Although El Pirata is located in one of London’s grandest postcodes, famous for iconic hotels such as The Dorchester and sleek restaurants such as Nobu; El Pirata’s cosy, rustic charm is a welcoming contrast. Set over two floors, the ground floor restaurant seats 35 with 12 at the bar and a black wrought iron spiral staircase leads to a lower ground floor for more private dining for 65.
The warm, subdued lighting inside compliments the colourful, framed prints by famous Spanish artists Picasso and Miró covering the walls. The al fresco seating is ideal for dining in the warmer parts of the year. Despite tables being on the street itself, the quiet nature of the road means that you can enjoy a relaxed meal without having to compete with the expected roaring of motors in the foreground. Similarly, the indoor seating, despite being intimate, creates an enjoyable atmosphere where you can still hold a relatively hushed conversation.
With over 60 different tapas dishes on the menu – including traditional favourites such as shellfish paella and patatas bravas – you’re spoilt for choice when choosing what to eat at El Pirata. The portion sizes are generous for tapas so it is easy to over order if your eyes are bigger than your stomach.
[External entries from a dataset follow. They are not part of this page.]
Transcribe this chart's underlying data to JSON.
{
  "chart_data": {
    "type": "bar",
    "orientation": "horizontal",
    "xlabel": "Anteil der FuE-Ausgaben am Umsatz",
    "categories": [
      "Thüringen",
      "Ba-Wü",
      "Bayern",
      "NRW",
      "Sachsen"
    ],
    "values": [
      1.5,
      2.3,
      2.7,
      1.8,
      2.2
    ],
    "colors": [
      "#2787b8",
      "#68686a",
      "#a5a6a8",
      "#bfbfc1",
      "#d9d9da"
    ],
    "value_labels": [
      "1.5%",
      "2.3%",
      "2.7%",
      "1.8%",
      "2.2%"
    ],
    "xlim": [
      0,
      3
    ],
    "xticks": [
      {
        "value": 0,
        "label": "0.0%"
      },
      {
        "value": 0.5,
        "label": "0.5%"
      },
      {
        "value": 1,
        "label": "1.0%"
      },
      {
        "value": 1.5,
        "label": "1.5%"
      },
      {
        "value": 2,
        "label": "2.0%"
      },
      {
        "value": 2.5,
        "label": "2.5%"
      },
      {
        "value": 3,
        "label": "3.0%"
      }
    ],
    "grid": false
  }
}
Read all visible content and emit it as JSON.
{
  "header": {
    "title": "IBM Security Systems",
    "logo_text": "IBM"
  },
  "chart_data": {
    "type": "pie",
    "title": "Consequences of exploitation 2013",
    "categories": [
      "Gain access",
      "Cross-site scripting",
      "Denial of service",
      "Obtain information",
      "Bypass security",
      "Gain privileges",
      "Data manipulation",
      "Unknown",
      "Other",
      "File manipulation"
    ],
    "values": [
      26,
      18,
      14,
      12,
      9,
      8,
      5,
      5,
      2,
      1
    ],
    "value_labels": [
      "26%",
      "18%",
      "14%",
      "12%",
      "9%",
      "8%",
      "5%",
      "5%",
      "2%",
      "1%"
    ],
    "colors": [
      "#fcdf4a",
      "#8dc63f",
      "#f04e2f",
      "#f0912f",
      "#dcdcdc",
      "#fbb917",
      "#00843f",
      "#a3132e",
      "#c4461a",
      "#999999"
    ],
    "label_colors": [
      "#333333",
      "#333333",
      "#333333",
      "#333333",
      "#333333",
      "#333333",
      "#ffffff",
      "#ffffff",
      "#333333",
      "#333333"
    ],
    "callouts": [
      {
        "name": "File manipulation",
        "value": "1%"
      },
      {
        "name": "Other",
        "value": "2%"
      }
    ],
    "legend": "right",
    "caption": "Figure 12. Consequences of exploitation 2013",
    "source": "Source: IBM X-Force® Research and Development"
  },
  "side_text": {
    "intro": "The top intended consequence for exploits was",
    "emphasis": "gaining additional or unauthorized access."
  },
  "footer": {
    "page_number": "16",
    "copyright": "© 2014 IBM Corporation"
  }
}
The menu’s influences are spread out from all across Spain. There’s a great deal of fish, seafood, meat, and vegetarian options to choose from on the tapas menu, as well as over 100 Spanish wines – many of which are organic. On the manager’s suggestion, we had the Carqueixal Albarino wine, originating from Rias Baixas (located on the southwestern coast of Galicia, Spain). This smooth and drinkable white wine is filled with intense, elegant aromas and is a perfect palate cleanser in between dishes.
We got stuck in by ordering pan con ali-oli (bread with a garlic mayonnaise dip), which naturally arrived first. This was shortly followed by padrón peppers, tabla de quesos y membrillo (four Spanish cheeses: Manchego, Guadamur, Mahon and Cabrales, served with quince jelly), boquerones (anchovies in vinegar), grilled wild asparagus and Iberian ham (apparently made from the best acorn-fed ‘Black Foot’ pig), as well as some pan con tomate for good measure (I firmly believe you can never have too much bread on the table).
After we had made our way through these plates, we were presented with the patatas bravas (you can judge a good tapas restaurant by how well they do the sauce on this dish), garbanzos con pisto (chickpeas with slow-cooked aubergine, courgettes & peppers; admittedly more of a winter dish but still delicious), and then two types of croquettes – meat and vegetable.
Despite being absolutely stuffed after all of this, I would have loved to try the red pepper stuffed with vegetable risotto and cheese, their chorizo al vino, marinated chicken skewers, and much more. It definitely warrants another visit.
To top it off, the staff at El Pirata are lovely. Warm, welcoming and attentive right from the moment you arrive to the minute you leave, they really do make the dining experience all that more authentic and enjoyable.
Although the dishes may not be particularly inventive, it doesn’t matter, as El Pirata is so confident in it’s approach to traditional comfort-food tapas that it’s no wonder the restaurant has been popular with Londoners for over twenty years. Long may it continue.